Burkina Faso Coup: Major Setback to Revolution

 


Source: Fight Racism! Fight Imperialism!, No. 75, February 1988, p. 10.
Transcribed: Zdravko Saveski, December 2022.


When a corrupt, pro-imperialist regime was overthrown in the former French colony of Upper Volta on 4 August 1983, it soon became clear that this was no mere palace coup. The group of junior army officers led by Thomas Sankara established a National Council of the Revolution (CNR) which, having changed the name of the country to Burkina Faso - 'Land of Dignity' - launched programmes of land reform, education, health care and popular power, organised through Committees for the Defence of the Revolution.

French and US imperialism, and their local puppets, were alarmed by Burkina Faso's entry on the road of socialist development. Financial and political pressures culminated in a full scale invasion of the country by forces from neighbouring Mali in December 1985. It was a fiasco.

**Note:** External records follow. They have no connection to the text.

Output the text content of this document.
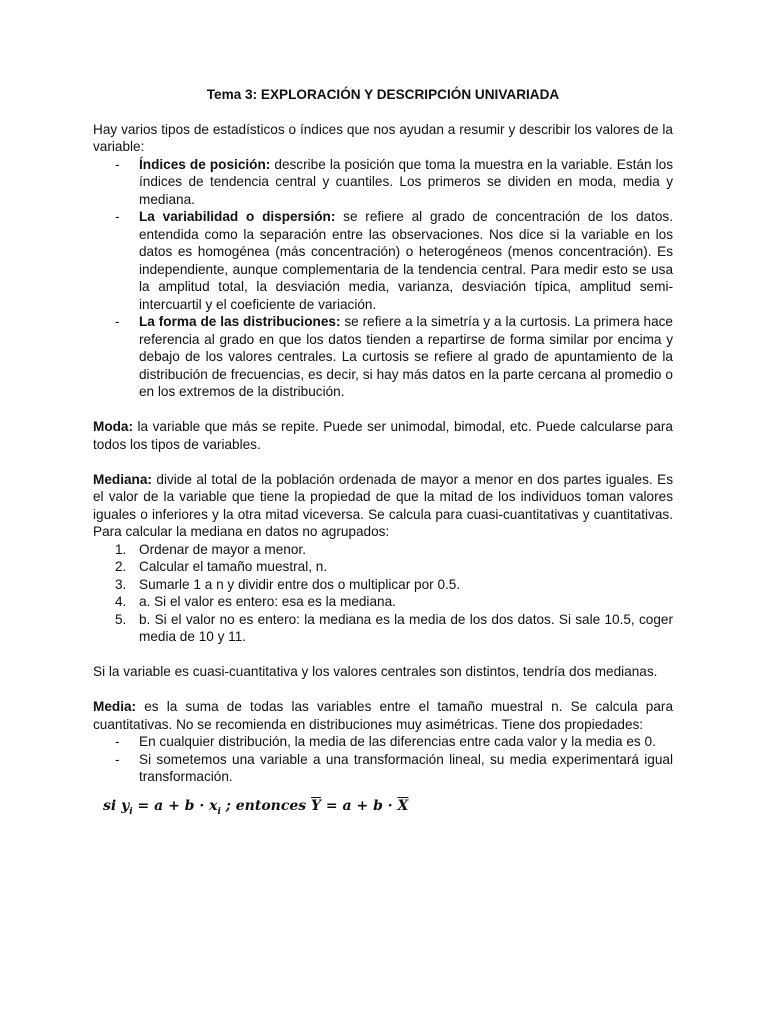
Tema 3: EXPLORACIÓN Y DESCRIPCIÓN UNIVARIADA

Hay varios tipos de estadísticos o índices que nos ayudan a resumir y describir los valores de la variable:

- Índices de posición: describe la posición que toma la muestra en la variable. Están los índices de tendencia central y cuantiles. Los primeros se dividen en moda, media y mediana.
- La variabilidad o dispersión: se refiere al grado de concentración de los datos. entendida como la separación entre las observaciones. Nos dice si la variable en los datos es homogénea (más concentración) o heterogéneos (menos concentración). Es independiente, aunque complementaria de la tendencia central. Para medir esto se usa la amplitud total, la desviación media, varianza, desviación típica, amplitud semi-intercuartil y el coeficiente de variación.
- La forma de las distribuciones: se refiere a la simetría y a la curtosis. La primera hace referencia al grado en que los datos tienden a repartirse de forma similar por encima y debajo de los valores centrales. La curtosis se refiere al grado de apuntamiento de la distribución de frecuencias, es decir, si hay más datos en la parte cercana al promedio o en los extremos de la distribución.

Moda: la variable que más se repite. Puede ser unimodal, bimodal, etc. Puede calcularse para todos los tipos de variables.

Mediana: divide al total de la población ordenada de mayor a menor en dos partes iguales. Es el valor de la variable que tiene la propiedad de que la mitad de los individuos toman valores iguales o inferiores y la otra mitad viceversa. Se calcula para cuasi-cuantitativas y cuantitativas. Para calcular la mediana en datos no agrupados:

1. Ordenar de mayor a menor.
2. Calcular el tamaño muestral, n.
3. Sumarle 1 a n y dividir entre dos o multiplicar por 0.5.
4. a. Si el valor es entero: esa es la mediana.
5. b. Si el valor no es entero: la mediana es la media de los dos datos. Si sale 10.5, coger media de 10 y 11.

Si la variable es cuasi-cuantitativa y los valores centrales son distintos, tendría dos medianas.

Media: es la suma de todas las variables entre el tamaño muestral n. Se calcula para cuantitativas. No se recomienda en distribuciones muy asimétricas. Tiene dos propiedades:

- En cualquier distribución, la media de las diferencias entre cada valor y la media es 0.
- Si sometemos una variable a una transformación lineal, su media experimentará igual transformación.
si $y_i = a + b \cdot x_i$ ; entonces $\overline{Y} = a + b \cdot \overline{X}$
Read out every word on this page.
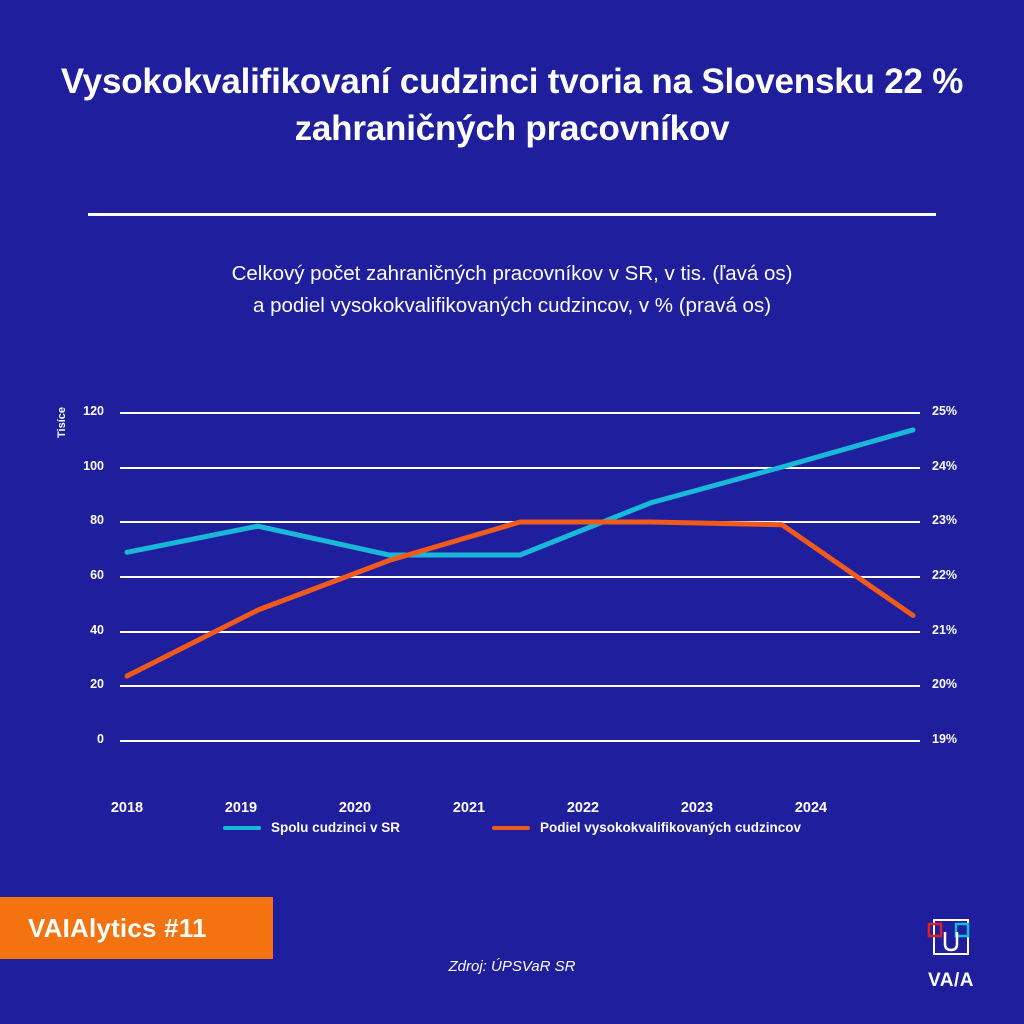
Vysokokvalifikovaní cudzinci tvoria na Slovensku 22 % zahraničných pracovníkov
Celkový počet zahraničných pracovníkov v SR, v tis. (ľavá os)
a podiel vysokokvalifikovaných cudzincov, v % (pravá os)
Tisíce
0
20
40
60
80
100
120
19%
20%
21%
22%
23%
24%
25%
2018	2019	2020	2021	2022	2023	2024
Spolu cudzinci v SR	Podiel vysokokvalifikovaných cudzincov
VAIAlytics #11
Zdroj: ÚPSVaR SR
VA/A
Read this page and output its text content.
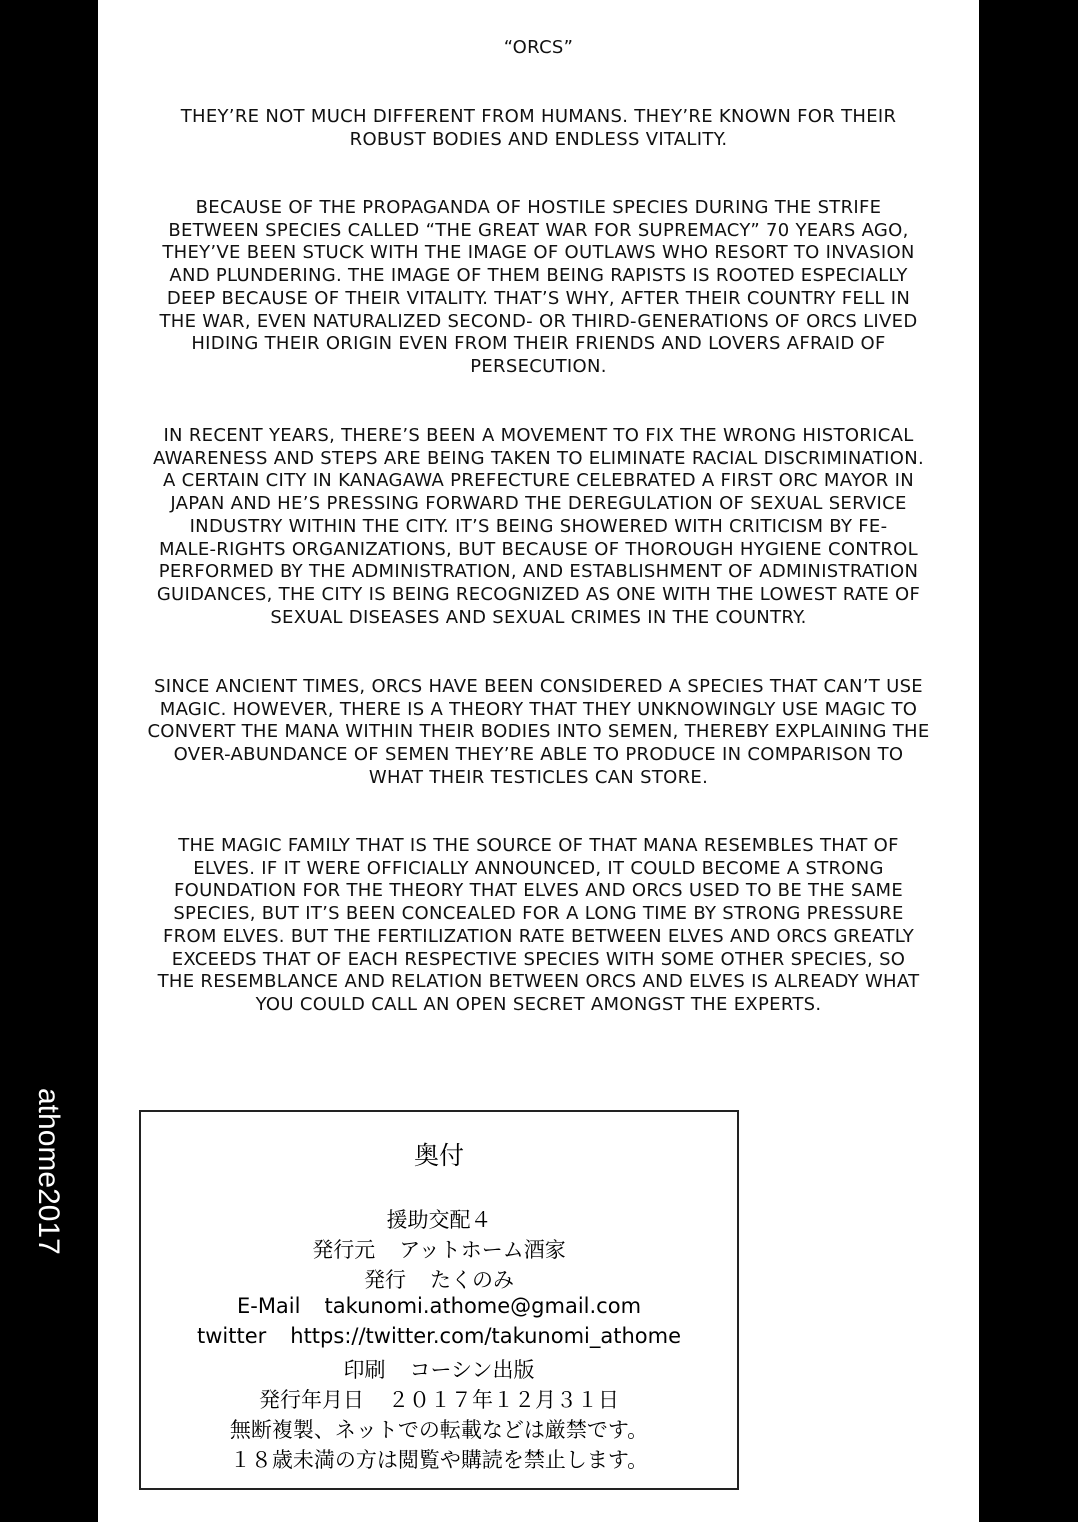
athome2017
“ORCS”
THEY’RE NOT MUCH DIFFERENT FROM HUMANS. THEY’RE KNOWN FOR THEIR
ROBUST BODIES AND ENDLESS VITALITY.
BECAUSE OF THE PROPAGANDA OF HOSTILE SPECIES DURING THE STRIFE
BETWEEN SPECIES CALLED “THE GREAT WAR FOR SUPREMACY” 70 YEARS AGO,
THEY’VE BEEN STUCK WITH THE IMAGE OF OUTLAWS WHO RESORT TO INVASION
AND PLUNDERING. THE IMAGE OF THEM BEING RAPISTS IS ROOTED ESPECIALLY
DEEP BECAUSE OF THEIR VITALITY. THAT’S WHY, AFTER THEIR COUNTRY FELL IN
THE WAR, EVEN NATURALIZED SECOND- OR THIRD-GENERATIONS OF ORCS LIVED
HIDING THEIR ORIGIN EVEN FROM THEIR FRIENDS AND LOVERS AFRAID OF
PERSECUTION.
IN RECENT YEARS, THERE’S BEEN A MOVEMENT TO FIX THE WRONG HISTORICAL
AWARENESS AND STEPS ARE BEING TAKEN TO ELIMINATE RACIAL DISCRIMINATION.
A CERTAIN CITY IN KANAGAWA PREFECTURE CELEBRATED A FIRST ORC MAYOR IN
JAPAN AND HE’S PRESSING FORWARD THE DEREGULATION OF SEXUAL SERVICE
INDUSTRY WITHIN THE CITY. IT’S BEING SHOWERED WITH CRITICISM BY FE-
MALE-RIGHTS ORGANIZATIONS, BUT BECAUSE OF THOROUGH HYGIENE CONTROL
PERFORMED BY THE ADMINISTRATION, AND ESTABLISHMENT OF ADMINISTRATION
GUIDANCES, THE CITY IS BEING RECOGNIZED AS ONE WITH THE LOWEST RATE OF
SEXUAL DISEASES AND SEXUAL CRIMES IN THE COUNTRY.
SINCE ANCIENT TIMES, ORCS HAVE BEEN CONSIDERED A SPECIES THAT CAN’T USE
MAGIC. HOWEVER, THERE IS A THEORY THAT THEY UNKNOWINGLY USE MAGIC TO
CONVERT THE MANA WITHIN THEIR BODIES INTO SEMEN, THEREBY EXPLAINING THE
OVER-ABUNDANCE OF SEMEN THEY’RE ABLE TO PRODUCE IN COMPARISON TO
WHAT THEIR TESTICLES CAN STORE.
THE MAGIC FAMILY THAT IS THE SOURCE OF THAT MANA RESEMBLES THAT OF
ELVES. IF IT WERE OFFICIALLY ANNOUNCED, IT COULD BECOME A STRONG
FOUNDATION FOR THE THEORY THAT ELVES AND ORCS USED TO BE THE SAME
SPECIES, BUT IT’S BEEN CONCEALED FOR A LONG TIME BY STRONG PRESSURE
FROM ELVES. BUT THE FERTILIZATION RATE BETWEEN ELVES AND ORCS GREATLY
EXCEEDS THAT OF EACH RESPECTIVE SPECIES WITH SOME OTHER SPECIES, SO
THE RESEMBLANCE AND RELATION BETWEEN ORCS AND ELVES IS ALREADY WHAT
YOU COULD CALL AN OPEN SECRET AMONGST THE EXPERTS.
奥付
援助交配４
発行元 アットホーム酒家
発行 たくのみ
E-Mail takunomi.athome@gmail.com
twitter https://twitter.com/takunomi_athome
印刷 コーシン出版
発行年月日 ２０１７年１２月３１日
無断複製、ネットでの転載などは厳禁です。
１８歳未満の方は閲覧や購読を禁止します。
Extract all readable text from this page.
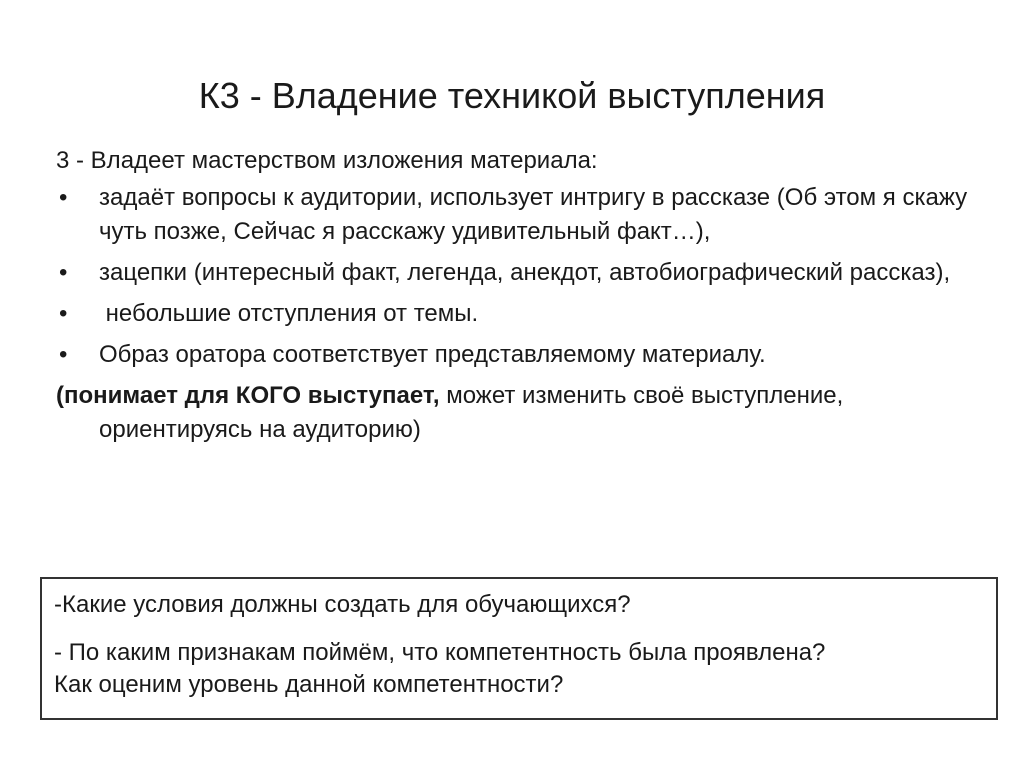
К3 - Владение техникой выступления
3 - Владеет мастерством изложения материала:
• задаёт вопросы к аудитории, использует интригу в рассказе (Об этом я скажу чуть позже, Сейчас я расскажу удивительный факт…),
• зацепки (интересный факт, легенда, анекдот, автобиографический рассказ),
• небольшие отступления от темы.
• Образ оратора соответствует представляемому материалу.
(понимает для КОГО выступает, может изменить своё выступление, ориентируясь на аудиторию)
-Какие условия должны создать для обучающихся?
- По каким признакам поймём, что компетентность была проявлена?
Как оценим уровень данной компетентности?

On 15 October 1987, Sankara was overthrown and killed in a military coup, and power seized by a 15 October Popular Front (FP 15) headed by former Sankara aide, Blase Compaore.

Compaore blames Sankara for ordering the arrest of a prominent trade union official; Sankara's supporters allege that the official in question had been putting his sectional interests above those of the revolution as a whole, by pressing excessive wage demands. Compaore claims that Sankara was plotting to murder most of the leadership of the revolution. The charge is identical to that made, equally without foundation, by some supporters of Bernard Coard to justify the overthrow and murder of Maurice Bishop in Grenada in 1983. Several of Sankara's ministers have been arrested, including leaders of the Union of Communist Struggle - Reconstructed.

Compaore's supporters have also described Sankara's active solidarity with the anti-apartheid struggle as a diversion from the needs of the Burkinabe people. The CNR was an outspoken supporter of the struggle of the Kanak people of New Caledonia, and helped to get their case put on the agenda of the UN General Assembly. By the time it came to a vote, a few weeks after the coup, the FP-15 delegate abstained. This was an insult to the Burkinabe people who identify with the struggle against French imperialism.

The people are clearly unhappy with the new regime. Many wreaths have been sent to Sankara's grave with the words 'Thomas Sankara cannot be murdered by traitors', and 'the people will never forget you'. The FP-15 has forbidden a funeral to be held for Sankara, lest it turn into a display of mass opposition to the coup; by contrast, a demonstration of support for FP-15 had to be cancelled because hardly anyone turned up.

Condemnations of the coup came from Cuba, Nicaragua and Ghana. The first statement of support came from the French puppet regime in Togo. Sankara's death is considered a great loss by progressives throughout the region.

Despite the criminal manner in which it came to power and its rightward shift on the struggle in South Africa and New Caledonia, the FP-15 says it remains committed to the programmes of the revolution. If so, it dearly needs reconciliation with Sankara's supporters: the vast majority of the people of Burkina Faso.